Very well, let’s put all our assumptions together, including the ones about *A* and *T* being independent and the values of *P*(*A*) and *P*(*T*). Here’s what we get:

*P*(*E*|*T*)=*P*(*E*|*A* ∧ *T*)*P*(*A*|*T*)+*P*(*E*|∼*A* ∧ *T*)*P*(∼*A*|*T*)=0.05
*P*(*E*|∼*T*)=*P*(*E*|*A* ∧ ∼*T*)*P*(*A*|∼*T*)+*P*(*E*|∼*A* ∧ ∼*T*)*P*(∼*A*|∼*T*) = 0.14.

Plugging *this* into Bayes’ theorem, we get *P*(*T*|*E*)=0.997. So our credence has crept down, but only a little: from 0.999 to 0.997. This is much more optimistic (and conservative) than the big move from 0.999 to 0.99 that the intuitive calculation predicted.

So, if I am right, at least one of the reasons why anomalies don’t do much damage to scientific theories is that when the scientific theory *T* is well-confirmed, the anomaly is not only surprising on the theory, but it is surprising on the denial of the theory—because the background includes the data that makes *T* “well-confirmed” and would make *E* surprising even if we knew that *T* was false.

Note that this argument works less well if the anomalous case is significantly different from the cases that went into the confirmation of *T*. In such a case, there might be much less reason to think *E* won’t occur if *T* is false.
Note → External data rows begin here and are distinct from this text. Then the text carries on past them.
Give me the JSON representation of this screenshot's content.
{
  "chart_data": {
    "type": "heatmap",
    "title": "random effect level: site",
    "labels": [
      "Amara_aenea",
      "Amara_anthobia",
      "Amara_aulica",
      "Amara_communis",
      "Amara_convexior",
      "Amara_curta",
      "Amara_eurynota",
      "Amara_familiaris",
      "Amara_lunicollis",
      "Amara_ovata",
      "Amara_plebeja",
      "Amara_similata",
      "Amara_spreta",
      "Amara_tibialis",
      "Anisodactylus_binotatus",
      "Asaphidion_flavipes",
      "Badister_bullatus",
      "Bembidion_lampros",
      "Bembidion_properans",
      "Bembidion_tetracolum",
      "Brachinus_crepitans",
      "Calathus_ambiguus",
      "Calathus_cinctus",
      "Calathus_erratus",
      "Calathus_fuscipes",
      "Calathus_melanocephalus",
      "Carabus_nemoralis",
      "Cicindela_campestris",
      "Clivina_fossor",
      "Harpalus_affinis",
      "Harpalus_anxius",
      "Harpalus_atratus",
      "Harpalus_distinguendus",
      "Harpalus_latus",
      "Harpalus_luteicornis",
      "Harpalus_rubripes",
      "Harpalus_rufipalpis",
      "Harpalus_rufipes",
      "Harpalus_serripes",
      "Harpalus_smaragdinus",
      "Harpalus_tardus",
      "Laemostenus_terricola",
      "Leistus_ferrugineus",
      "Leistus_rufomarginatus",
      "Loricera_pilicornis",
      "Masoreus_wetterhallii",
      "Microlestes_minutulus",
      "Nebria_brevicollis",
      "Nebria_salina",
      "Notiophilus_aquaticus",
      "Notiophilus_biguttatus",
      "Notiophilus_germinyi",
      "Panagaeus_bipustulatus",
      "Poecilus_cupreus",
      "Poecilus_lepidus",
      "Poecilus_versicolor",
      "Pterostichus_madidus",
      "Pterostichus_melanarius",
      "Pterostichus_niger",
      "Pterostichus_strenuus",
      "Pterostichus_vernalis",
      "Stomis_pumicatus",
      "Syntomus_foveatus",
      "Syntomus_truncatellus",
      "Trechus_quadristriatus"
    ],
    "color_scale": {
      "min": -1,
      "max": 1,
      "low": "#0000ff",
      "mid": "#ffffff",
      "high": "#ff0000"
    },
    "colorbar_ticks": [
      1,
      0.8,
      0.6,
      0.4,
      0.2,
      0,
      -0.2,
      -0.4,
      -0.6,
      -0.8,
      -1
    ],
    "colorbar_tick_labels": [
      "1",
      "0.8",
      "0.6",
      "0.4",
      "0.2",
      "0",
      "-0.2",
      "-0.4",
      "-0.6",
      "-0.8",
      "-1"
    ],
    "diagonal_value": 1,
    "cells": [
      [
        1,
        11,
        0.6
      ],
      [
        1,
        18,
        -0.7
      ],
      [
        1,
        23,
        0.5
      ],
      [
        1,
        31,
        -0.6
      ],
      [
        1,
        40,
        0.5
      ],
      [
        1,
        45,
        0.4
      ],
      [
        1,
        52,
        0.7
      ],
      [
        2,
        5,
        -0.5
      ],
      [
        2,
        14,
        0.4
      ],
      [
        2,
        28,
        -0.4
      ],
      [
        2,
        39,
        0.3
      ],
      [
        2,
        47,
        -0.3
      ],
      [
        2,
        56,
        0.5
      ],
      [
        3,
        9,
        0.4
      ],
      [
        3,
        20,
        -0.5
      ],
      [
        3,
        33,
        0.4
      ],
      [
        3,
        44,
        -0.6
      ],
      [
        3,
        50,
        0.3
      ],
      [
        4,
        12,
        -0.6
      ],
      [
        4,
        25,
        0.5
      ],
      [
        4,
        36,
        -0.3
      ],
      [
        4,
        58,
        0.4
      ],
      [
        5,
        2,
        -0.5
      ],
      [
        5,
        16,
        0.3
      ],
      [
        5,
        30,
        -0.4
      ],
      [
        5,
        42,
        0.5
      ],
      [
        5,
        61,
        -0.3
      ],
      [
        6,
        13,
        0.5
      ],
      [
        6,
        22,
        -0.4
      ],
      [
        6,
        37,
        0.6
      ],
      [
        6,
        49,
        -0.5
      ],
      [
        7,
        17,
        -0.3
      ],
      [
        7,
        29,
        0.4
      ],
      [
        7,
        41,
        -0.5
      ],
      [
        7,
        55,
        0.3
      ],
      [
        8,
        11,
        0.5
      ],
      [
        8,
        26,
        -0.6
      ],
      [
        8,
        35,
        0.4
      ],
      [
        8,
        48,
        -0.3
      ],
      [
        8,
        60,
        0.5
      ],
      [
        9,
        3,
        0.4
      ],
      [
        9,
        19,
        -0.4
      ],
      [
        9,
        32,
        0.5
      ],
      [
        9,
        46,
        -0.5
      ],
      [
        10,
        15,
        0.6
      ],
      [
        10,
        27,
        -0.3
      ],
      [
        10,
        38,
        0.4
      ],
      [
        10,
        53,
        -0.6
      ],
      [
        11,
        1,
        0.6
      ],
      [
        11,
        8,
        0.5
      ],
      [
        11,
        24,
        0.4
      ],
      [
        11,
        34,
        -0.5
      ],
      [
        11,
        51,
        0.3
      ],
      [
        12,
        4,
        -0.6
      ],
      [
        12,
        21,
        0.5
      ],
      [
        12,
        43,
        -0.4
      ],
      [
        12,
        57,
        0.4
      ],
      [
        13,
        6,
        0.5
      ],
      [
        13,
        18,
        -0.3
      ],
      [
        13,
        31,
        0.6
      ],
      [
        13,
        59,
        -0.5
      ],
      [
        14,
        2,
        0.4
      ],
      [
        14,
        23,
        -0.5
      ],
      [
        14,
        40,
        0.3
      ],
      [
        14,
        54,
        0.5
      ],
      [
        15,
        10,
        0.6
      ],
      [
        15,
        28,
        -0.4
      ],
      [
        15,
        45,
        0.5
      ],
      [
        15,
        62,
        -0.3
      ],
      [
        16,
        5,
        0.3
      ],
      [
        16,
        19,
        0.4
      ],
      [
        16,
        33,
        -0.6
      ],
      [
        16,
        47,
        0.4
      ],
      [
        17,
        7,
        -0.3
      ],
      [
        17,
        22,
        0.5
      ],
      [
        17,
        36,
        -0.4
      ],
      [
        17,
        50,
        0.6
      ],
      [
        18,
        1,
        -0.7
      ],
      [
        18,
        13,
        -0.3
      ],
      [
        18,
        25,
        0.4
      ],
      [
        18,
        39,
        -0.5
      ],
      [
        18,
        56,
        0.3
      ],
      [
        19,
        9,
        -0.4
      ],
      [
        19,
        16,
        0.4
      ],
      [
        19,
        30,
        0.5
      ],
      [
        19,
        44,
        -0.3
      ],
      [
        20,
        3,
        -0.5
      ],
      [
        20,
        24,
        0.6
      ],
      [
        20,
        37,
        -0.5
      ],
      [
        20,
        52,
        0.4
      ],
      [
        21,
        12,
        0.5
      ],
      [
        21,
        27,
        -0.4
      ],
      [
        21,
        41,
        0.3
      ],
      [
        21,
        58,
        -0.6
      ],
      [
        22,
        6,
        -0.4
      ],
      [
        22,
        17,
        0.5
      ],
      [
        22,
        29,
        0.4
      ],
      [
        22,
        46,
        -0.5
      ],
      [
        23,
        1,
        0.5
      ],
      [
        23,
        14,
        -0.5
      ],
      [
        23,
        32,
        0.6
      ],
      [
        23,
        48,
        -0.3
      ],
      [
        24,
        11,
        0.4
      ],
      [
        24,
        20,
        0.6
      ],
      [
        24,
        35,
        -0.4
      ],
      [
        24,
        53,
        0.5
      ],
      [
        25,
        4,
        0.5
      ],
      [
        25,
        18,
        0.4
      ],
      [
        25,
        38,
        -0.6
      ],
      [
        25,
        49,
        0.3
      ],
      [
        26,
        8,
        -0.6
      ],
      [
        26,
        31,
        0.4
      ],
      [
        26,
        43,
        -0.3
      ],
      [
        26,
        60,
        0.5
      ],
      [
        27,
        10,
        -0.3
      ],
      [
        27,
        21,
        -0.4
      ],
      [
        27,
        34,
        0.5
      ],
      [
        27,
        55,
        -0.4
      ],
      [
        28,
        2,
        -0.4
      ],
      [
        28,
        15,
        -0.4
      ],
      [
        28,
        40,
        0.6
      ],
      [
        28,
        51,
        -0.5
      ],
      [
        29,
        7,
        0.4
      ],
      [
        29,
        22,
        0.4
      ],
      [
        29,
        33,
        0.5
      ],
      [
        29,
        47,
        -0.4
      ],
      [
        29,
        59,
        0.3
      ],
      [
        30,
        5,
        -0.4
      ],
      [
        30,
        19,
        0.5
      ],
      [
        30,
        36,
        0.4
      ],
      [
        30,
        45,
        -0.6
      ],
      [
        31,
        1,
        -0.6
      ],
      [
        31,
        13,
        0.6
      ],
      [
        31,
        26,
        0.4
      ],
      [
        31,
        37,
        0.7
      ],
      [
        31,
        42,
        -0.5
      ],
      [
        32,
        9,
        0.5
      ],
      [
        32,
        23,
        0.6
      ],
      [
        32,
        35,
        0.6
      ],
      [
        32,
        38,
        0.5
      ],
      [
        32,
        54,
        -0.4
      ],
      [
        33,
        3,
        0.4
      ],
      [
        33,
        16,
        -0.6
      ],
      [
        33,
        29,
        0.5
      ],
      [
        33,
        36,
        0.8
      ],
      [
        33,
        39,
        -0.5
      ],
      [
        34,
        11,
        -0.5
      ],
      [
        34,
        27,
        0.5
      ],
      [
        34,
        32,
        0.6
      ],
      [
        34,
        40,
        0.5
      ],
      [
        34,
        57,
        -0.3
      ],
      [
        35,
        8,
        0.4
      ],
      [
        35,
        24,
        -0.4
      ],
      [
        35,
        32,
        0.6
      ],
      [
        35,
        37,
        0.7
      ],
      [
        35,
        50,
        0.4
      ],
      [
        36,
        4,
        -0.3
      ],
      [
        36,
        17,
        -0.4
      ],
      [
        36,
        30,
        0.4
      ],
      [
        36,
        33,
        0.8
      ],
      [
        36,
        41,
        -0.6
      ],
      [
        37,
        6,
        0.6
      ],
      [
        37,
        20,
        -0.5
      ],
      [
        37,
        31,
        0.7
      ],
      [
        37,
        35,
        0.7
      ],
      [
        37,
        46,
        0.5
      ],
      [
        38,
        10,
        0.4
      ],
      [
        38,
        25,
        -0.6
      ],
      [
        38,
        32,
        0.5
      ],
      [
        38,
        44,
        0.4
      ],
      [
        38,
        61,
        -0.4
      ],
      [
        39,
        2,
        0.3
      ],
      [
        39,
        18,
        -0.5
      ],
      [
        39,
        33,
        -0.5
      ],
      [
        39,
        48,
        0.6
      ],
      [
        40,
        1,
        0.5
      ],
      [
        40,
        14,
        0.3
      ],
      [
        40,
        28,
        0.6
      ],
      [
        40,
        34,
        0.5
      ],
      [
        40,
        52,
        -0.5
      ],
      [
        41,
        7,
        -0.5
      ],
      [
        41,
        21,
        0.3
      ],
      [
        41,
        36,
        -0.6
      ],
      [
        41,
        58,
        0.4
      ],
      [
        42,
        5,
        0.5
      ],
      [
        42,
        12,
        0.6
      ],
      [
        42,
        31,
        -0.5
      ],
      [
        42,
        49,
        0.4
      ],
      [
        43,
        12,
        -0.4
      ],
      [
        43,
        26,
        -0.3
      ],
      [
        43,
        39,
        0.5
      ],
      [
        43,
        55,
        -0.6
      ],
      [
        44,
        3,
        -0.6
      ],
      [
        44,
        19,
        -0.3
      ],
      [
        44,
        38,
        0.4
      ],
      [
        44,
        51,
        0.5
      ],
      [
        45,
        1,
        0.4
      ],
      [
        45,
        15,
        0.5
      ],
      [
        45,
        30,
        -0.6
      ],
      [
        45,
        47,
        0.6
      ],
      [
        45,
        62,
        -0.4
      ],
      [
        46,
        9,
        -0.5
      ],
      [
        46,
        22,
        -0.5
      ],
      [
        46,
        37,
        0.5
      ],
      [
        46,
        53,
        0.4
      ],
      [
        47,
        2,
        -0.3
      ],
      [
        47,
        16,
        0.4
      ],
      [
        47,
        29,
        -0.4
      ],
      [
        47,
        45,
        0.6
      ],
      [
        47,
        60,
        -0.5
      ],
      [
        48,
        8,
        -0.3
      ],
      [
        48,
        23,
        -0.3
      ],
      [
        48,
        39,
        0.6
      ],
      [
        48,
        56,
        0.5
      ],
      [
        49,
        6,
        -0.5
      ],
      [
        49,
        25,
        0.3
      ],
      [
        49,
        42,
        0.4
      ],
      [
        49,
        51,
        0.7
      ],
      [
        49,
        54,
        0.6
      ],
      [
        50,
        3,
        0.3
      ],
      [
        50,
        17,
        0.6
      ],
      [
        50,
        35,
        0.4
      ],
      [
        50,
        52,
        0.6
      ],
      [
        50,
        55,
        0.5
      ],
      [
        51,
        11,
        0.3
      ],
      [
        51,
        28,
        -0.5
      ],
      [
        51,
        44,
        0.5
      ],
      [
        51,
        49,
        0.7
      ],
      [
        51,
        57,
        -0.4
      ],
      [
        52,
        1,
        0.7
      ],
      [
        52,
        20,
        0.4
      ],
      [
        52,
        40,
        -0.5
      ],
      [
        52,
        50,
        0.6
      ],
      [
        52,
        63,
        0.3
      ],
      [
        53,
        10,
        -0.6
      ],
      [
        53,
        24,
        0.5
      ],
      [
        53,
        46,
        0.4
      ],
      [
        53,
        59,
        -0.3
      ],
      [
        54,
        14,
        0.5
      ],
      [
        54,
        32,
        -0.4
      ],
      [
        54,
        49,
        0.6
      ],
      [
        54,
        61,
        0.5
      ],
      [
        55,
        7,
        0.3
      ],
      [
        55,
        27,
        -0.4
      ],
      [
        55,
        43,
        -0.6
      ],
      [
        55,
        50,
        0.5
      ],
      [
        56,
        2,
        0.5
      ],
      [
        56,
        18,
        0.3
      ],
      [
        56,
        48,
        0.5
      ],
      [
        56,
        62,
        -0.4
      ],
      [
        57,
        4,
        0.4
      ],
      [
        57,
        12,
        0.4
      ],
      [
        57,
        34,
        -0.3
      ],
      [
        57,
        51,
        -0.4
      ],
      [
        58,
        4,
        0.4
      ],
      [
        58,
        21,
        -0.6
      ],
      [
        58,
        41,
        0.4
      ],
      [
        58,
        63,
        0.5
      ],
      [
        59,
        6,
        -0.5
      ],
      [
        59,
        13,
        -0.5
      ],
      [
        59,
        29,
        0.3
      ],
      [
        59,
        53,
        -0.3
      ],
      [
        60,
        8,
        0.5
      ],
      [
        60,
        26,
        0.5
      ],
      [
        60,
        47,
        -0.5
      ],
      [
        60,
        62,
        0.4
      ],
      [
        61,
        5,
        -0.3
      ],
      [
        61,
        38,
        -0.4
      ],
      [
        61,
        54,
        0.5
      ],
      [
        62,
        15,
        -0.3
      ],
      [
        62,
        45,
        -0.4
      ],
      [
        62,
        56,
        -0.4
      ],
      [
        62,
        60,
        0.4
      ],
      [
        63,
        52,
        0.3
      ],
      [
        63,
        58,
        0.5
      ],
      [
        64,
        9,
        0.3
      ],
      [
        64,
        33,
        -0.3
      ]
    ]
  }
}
And that means that anomalies are more powerful as evidence against a theory the more distant they are from the situations we explored before when we were confirming *T*. This, I think, matches our intuitions: We would put almost no weight in someone finding an anomaly in the course of an undergraduate physics lab—not just because an undergraduate student is likely doing it (it could be the professor testing the equipment, though), but because this is ground well-gone over, where we expect the theory’s predictions to hold even if the theory is false. But if new observations of the center of our galaxy don’t fit our theory, that is much more compelling—in a regime so different from many of our previous observations, we might well expect that things *would* be different if our theory were false.

And this helps with the second half of the problem of anomaly: How do we keep from holding on to *T* too long in the light of contrary evidence, how do we allow anomalies to have a rightful place in undermining theories? The answer is: To undermine a theory effectively, we need anomalies that occur in situations significantly different from those that have already been explored.

Note that this post weakens, but does not destroy, the central arguments of this paper.